Totales Fiasko bei Israels Sicherheit

Zum Zeitpunkt der Ermordung von Ministerpräsident Jitzhak Rabin fühlte sich weder Geheimdienst noch Polizei richtig für dessen Schutz verantwortlich. Nun rollen die Köpfe  ■ Aus Tel Aviv Amos Wollin

Zur Zeit des Attentats auf den israelischen Ministerpräsidenten Jitzhak Rabin herrschte bei praktisch sämtlichen für dessen Sicherheit zuständigen Institutionen totales Chaos. Zu diesem Schluß kommt eine Untersuchungskommission des „Allgemeinen Sicherheitsdienstes“ (GSS), deren Bericht die israelische Regierung gestern vorgelegt bekam. Nach der Diskussion des Berichtes beschloß das von Schimon Peres geführte Kabinett, eine Untersuchungskommission einzusetzen, die die genauen Umstände des Mordes erforschen soll. Vorsitzender der Komission ist der ehemalige Präsident des Obersten Gerichts, Meir Schamgar.

Krassestes Versagen wird der für Personenschutz zuständigen Spezialabteilung D des inneren Geheimdienstes Schin Beth vorgehalten. Ein hoher Sicherheitsbeamter erklärte gestern, eigentlich sei „das gesamte Abschirmungssystem zum Schutz des Ministerpräsidenten zusammengebrochen“. Der Chef der Spezialabteilung sowie drei weitere Beamte nahmen daraufhin ihren Hut.
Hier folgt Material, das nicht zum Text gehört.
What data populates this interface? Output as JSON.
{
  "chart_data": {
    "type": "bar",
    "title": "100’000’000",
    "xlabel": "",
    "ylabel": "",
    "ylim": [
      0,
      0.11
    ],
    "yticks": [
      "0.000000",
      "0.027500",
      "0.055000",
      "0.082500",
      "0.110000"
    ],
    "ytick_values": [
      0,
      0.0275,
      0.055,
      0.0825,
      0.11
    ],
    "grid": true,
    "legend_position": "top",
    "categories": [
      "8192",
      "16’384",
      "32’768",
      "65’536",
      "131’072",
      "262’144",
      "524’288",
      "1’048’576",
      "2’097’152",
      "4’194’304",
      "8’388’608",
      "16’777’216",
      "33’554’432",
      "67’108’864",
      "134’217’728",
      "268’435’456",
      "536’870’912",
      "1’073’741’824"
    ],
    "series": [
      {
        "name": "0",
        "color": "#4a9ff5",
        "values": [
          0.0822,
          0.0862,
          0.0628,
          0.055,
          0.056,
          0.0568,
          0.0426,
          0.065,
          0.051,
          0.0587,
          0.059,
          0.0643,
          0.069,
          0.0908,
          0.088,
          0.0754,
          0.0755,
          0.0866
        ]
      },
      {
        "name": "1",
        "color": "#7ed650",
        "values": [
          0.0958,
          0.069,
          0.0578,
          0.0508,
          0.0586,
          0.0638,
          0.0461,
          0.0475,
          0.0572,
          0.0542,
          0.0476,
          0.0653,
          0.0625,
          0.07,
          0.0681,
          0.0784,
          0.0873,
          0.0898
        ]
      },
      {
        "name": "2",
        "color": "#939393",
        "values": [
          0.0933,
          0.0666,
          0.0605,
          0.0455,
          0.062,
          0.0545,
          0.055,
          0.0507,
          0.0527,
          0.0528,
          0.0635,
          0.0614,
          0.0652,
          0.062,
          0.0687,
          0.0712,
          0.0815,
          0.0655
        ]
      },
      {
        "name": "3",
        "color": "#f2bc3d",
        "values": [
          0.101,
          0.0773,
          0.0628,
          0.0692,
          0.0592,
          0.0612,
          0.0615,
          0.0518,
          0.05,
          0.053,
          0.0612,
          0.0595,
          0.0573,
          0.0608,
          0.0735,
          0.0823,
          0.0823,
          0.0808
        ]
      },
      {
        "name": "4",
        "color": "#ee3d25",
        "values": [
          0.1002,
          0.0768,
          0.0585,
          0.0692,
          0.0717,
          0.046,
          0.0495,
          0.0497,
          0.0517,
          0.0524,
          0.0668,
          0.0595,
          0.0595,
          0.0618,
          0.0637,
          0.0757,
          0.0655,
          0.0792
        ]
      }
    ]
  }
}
Auch die isralische Polizei hat laut Bericht am Samstag abend völlig versagt, eine Koordination zwischen ihr und dem Geheimdienst fand praktisch nicht statt. Einer der gravierendsten Fehler war es, den Parkplatz mit den Wagen der zu der Friedenskundgebung gekommenen Minister nicht abzuriegeln. Als Rabin am Ende der Kundgebung zu seinem Dienstwagen ging, hatte der Attentäter freien Zugang. Unerklärlich ist dieser Umstand besonders, da sich in unmittelbarer Nähe des Parkplatzes zahlreiche bewaffnete Mitglieder der Sondereinheiten der Sicherheit befanden sowie ein starkes Aufgebot von bewaffneter Polizei und Grenzschutz.

Unverständlich ist auch, wie es dem mit einer Pistole bewaffneten Mörder Jigal Amir gelingen konnte, durch die äußeren und inneren Sperren der Polizei und der Sondereinheiten des Geheimdienstes zu kommen, ohne daß sich ihm jemand in den Weg stellte. Ebenso unklar ist die Abwesenheit von Sicherheitsleuten, die sonst vor Abfahrten und Ankünften unmittelbar um die Fahrzeuge der Regierungsmitglieder postiert sind. Trotz der engen Begleitung durch Sicherheitsleute, lag Rabin für geraume Zeit frei in Amirs Blick- und Schußlinie. Schließlich warf sich im entscheidenden Augenblick keiner der Sicherheitsleute zwischen den Attentäter und sein Opfer.

Nachdem Rabin von drei Schüssen getroffen zusammengesackt war, schob sein Fahrer ihn und einen leichtverletzten Sicherheitsbeamten in sein Auto und raste mit ihnen ohne Begleitung von Sicherheitspersonal in das nahegelegene städtische Krankenhaus. Als er nach drei Minuten Fahrt dort ankam, mußte der Fahrer feststellen, daß im Krankenhaus niemand über den Vorfall und die bevorstehende Einlieferung informiert war. Angesichts dieses Fiaskos verlangen einige Regierungsmitglieder, den Chef des Schin Beth abzusetzen. Obwohl es in der letzten Zeit wiederholt ernstzunehmende Warnungen vor Anschlägen auf Rabin gegeben hatte, waren elementarste Sicherheitsregeln unbeachtet geblieben. Wie es dazu kommen konnte, soll nun die Untersuchungskommission klären.

Im Zuge der Ermittlungen zur Aufklärung des Mordes wurden gestern zwei weitere Personen festgenommen. Neben dem Mörder sind damit drei Personen in Haft. Um weitere Anschläge zu verhindern, will der oberste Staatsanwalt und Rechtsberater der Regierung die Anwendung von Administrativhaft ohne vorherige Gerichtsverfahren gegen rechtsextreme Siedler vorschlagen. Bisher waren nur Palästinenser mit einer solchen Behandlung konfrontiert worden. Mitgliedern radikaler Organisationen wie Kach und Kahane Haj sollen eventuell die Waffenscheine entzogen werden. Auch an eine Einschränkung ihrer Bewegungsfreiheit wird gedacht. Einige Regierungsmitglieder verlangen jetzt eine grundsätzliche staatliche Untersuchung der rechtsradikalen Gruppen.